İdil’e göre bu yanıt yalnızca bireysel bir önyargı değil, Avrupa’daki mültecilere yönelik yapısal ayrımcılığın bir yansıması:
“O cümlede sadece küçümseme değil, ‘sen burada misafirsin, yerini bil’ diyen bir bakış vardı.”
“Sağlık haktır, kimsenin lütfu değil”
İdil, sağlık hakkının mülteciler için bir ayrıcalık değil, yaşam hakkının bir parçası olduğunu vurguluyor:
“Sanki nefes aldığımız hava bile onların vergisinden düşüyormuş gibi davranılıyor.

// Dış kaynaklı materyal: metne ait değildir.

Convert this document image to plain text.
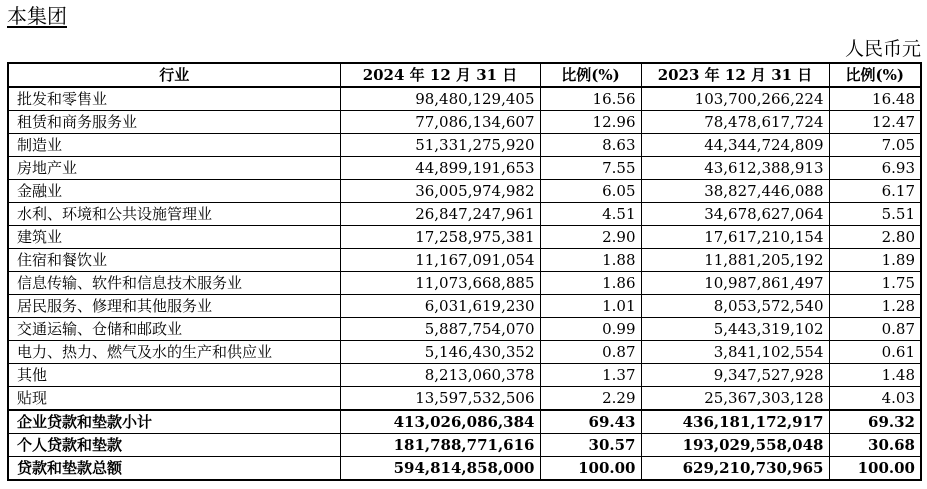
本集团
人民币元
行业	2024 年 12 月 31 日	比例(%)	2023 年 12 月 31 日	比例(%)
批发和零售业	98,480,129,405	16.56	103,700,266,224	16.48
租赁和商务服务业	77,086,134,607	12.96	78,478,617,724	12.47
制造业	51,331,275,920	8.63	44,344,724,809	7.05
房地产业	44,899,191,653	7.55	43,612,388,913	6.93
金融业	36,005,974,982	6.05	38,827,446,088	6.17
水利、环境和公共设施管理业	26,847,247,961	4.51	34,678,627,064	5.51
建筑业	17,258,975,381	2.90	17,617,210,154	2.80
住宿和餐饮业	11,167,091,054	1.88	11,881,205,192	1.89
信息传输、软件和信息技术服务业	11,073,668,885	1.86	10,987,861,497	1.75
居民服务、修理和其他服务业	6,031,619,230	1.01	8,053,572,540	1.28
交通运输、仓储和邮政业	5,887,754,070	0.99	5,443,319,102	0.87
电力、热力、燃气及水的生产和供应业	5,146,430,352	0.87	3,841,102,554	0.61
其他	8,213,060,378	1.37	9,347,527,928	1.48
贴现	13,597,532,506	2.29	25,367,303,128	4.03
企业贷款和垫款小计	413,026,086,384	69.43	436,181,172,917	69.32
个人贷款和垫款	181,788,771,616	30.57	193,029,558,048	30.68
贷款和垫款总额	594,814,858,000	100.00	629,210,730,965	100.00
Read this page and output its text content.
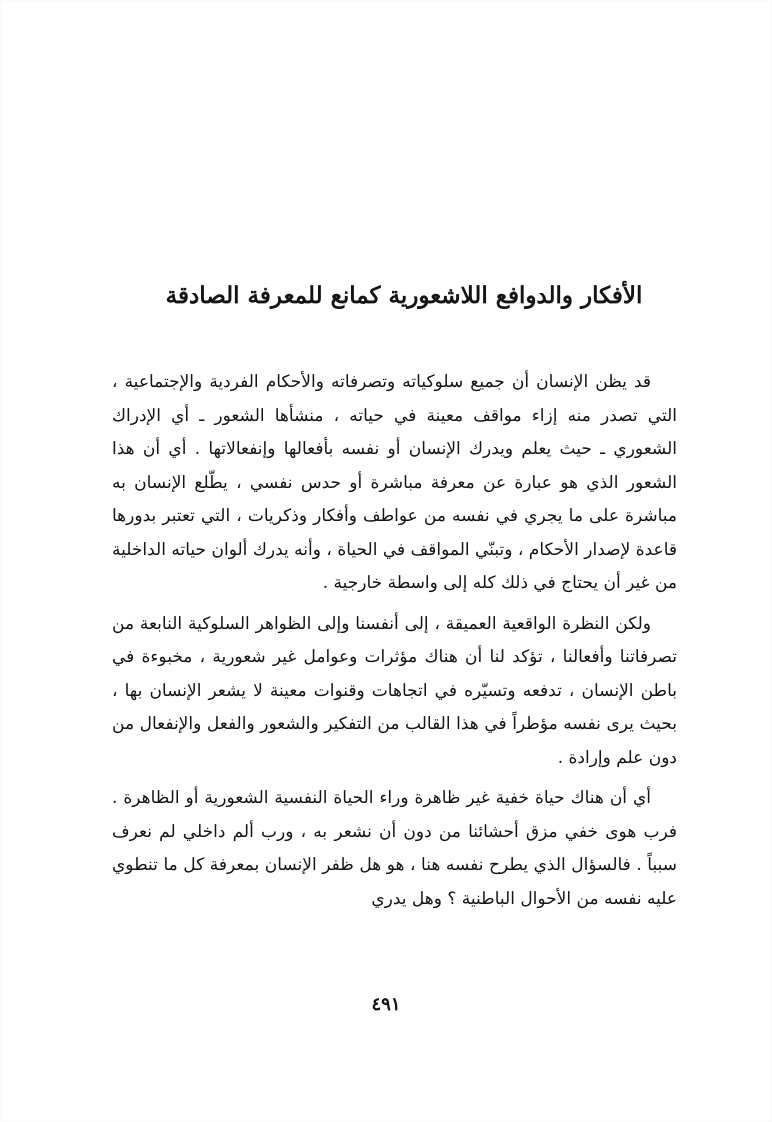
الأفكار والدوافع اللاشعورية كمانع للمعرفة الصادقة

قد يظن الإنسان أن جميع سلوكياته وتصرفاته والأحكام الفردية والإجتماعية ، التي تصدر منه إزاء مواقف معينة في حياته ، منشأها الشعور ـ أي الإدراك الشعوري ـ حيث يعلم ويدرك الإنسان أو نفسه بأفعالها وإنفعالاتها . أي أن هذا الشعور الذي هو عبارة عن معرفة مباشرة أو حدس نفسي ، يطّلع الإنسان به مباشرة على ما يجري في نفسه من عواطف وأفكار وذكريات ، التي تعتبر بدورها قاعدة لإصدار الأحكام ، وتبنّي المواقف في الحياة ، وأنه يدرك ألوان حياته الداخلية من غير أن يحتاج في ذلك كله إلى واسطة خارجية .

ولكن النظرة الواقعية العميقة ، إلى أنفسنا وإلى الظواهر السلوكية النابعة من تصرفاتنا وأفعالنا ، تؤكد لنا أن هناك مؤثرات وعوامل غير شعورية ، مخبوءة في باطن الإنسان ، تدفعه وتسيّره في اتجاهات وقنوات معينة لا يشعر الإنسان بها ، بحيث يرى نفسه مؤطراً في هذا القالب من التفكير والشعور والفعل والإنفعال من دون علم وإرادة .

أي أن هناك حياة خفية غير ظاهرة وراء الحياة النفسية الشعورية أو الظاهرة . فرب هوى خفي مزق أحشائنا من دون أن نشعر به ، ورب ألم داخلي لم نعرف سبباً . فالسؤال الذي يطرح نفسه هنا ، هو هل ظفر الإنسان بمعرفة كل ما تنطوي عليه نفسه من الأحوال الباطنية ؟ وهل يدري

٤٩١
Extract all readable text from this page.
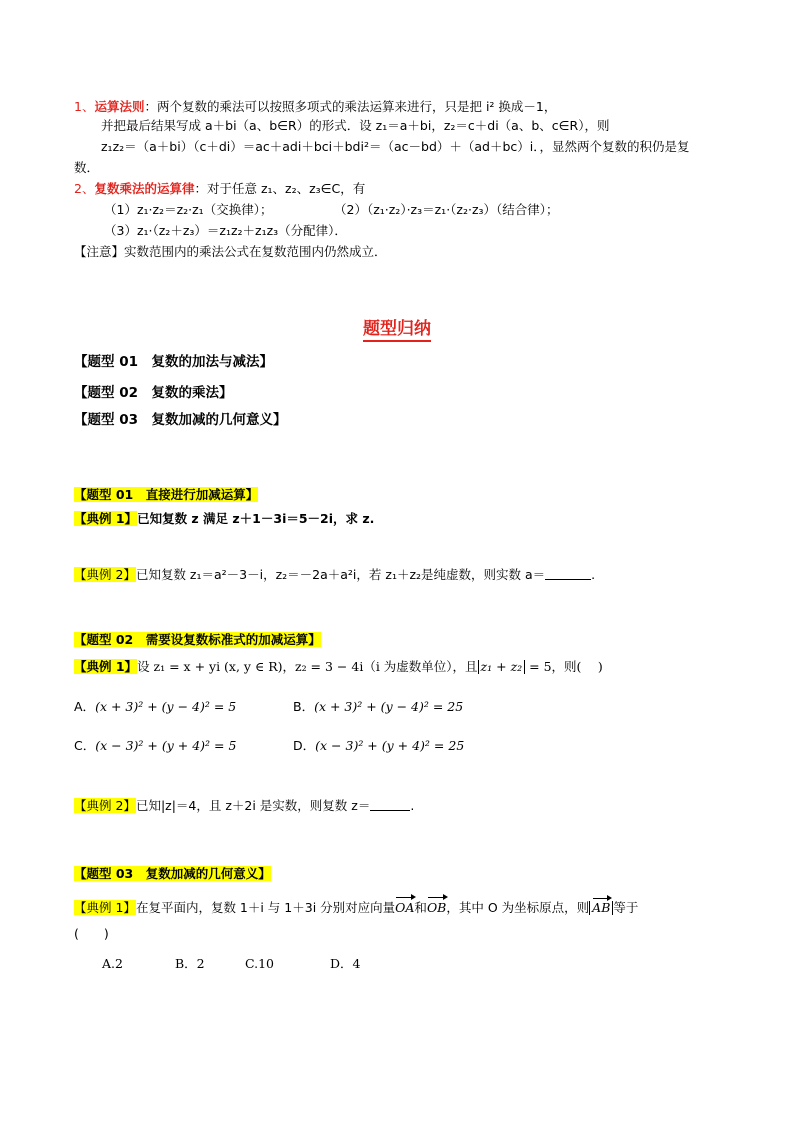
1、运算法则：两个复数的乘法可以按照多项式的乘法运算来进行，只是把 i² 换成－1，
并把最后结果写成 a＋bi（a、b∈R）的形式．设 z₁＝a＋bi，z₂＝c＋di（a、b、c∈R），则
z₁z₂＝（a＋bi）（c＋di）＝ac＋adi＋bci＋bdi²＝（ac－bd）＋（ad＋bc）i．，显然两个复数的积仍是复
数．
2、复数乘法的运算律：对于任意 z₁、z₂、z₃∈C，有
（1）z₁·z₂＝z₂·z₁（交换律）；	（2）（z₁·z₂）·z₃＝z₁·（z₂·z₃）（结合律）；
（3）z₁·（z₂＋z₃）＝z₁z₂＋z₁z₃（分配律）．
【注意】实数范围内的乘法公式在复数范围内仍然成立．
题型归纳
【题型 01　复数的加法与减法】
【题型 02　复数的乘法】
【题型 03　复数加减的几何意义】
【题型 01　直接进行加减运算】
【典例 1】已知复数 z 满足 z＋1－3i＝5－2i，求 z.
【典例 2】已知复数 z₁＝a²－3－i，z₂＝－2a＋a²i，若 z₁＋z₂是纯虚数，则实数 a＝	.
【题型 02　需要设复数标准式的加减运算】
【典例 1】设 z₁ = x + yi (x, y ∈ R)，z₂ = 3 − 4i（i 为虚数单位），且 z₁ + z₂ = 5，则(　 )
A．(x + 3)² + (y − 4)² = 5	B．(x + 3)² + (y − 4)² = 25
C．(x − 3)² + (y + 4)² = 5	D．(x − 3)² + (y + 4)² = 25
【典例 2】已知|z|＝4，且 z＋2i 是实数，则复数 z＝	.
【题型 03　复数加减的几何意义】
【典例 1】在复平面内，复数 1＋i 与 1＋3i 分别对应向量OA和OB，其中 O 为坐标原点，则 AB 等于
(　　)
A.2	B．2	C.10	D．4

Bu bir ötekileştirmedir, ayrımcılığın dilidir.”
Bu tutumların mültecilerin ruhsal sağlığını da olumsuz etkilediğini belirtiyor:
“Ayrımcılık sadece bedenimizi değil, ruhumuzu da yaralıyor.”
“Sessiz kalmayacağız, birlikte mücadele ediyoruz”
Ayçe İdil, yazısında dayanışmanın önemine dikkat çekiyor:
“Ben sessiz kalmayacağım. Ama yalnız da değilim.Bu tür haksızlıklar hepimize dokunuyor. Biz buradayız, varız, yaşıyoruz ve birlikte mücadele ediyoruz.”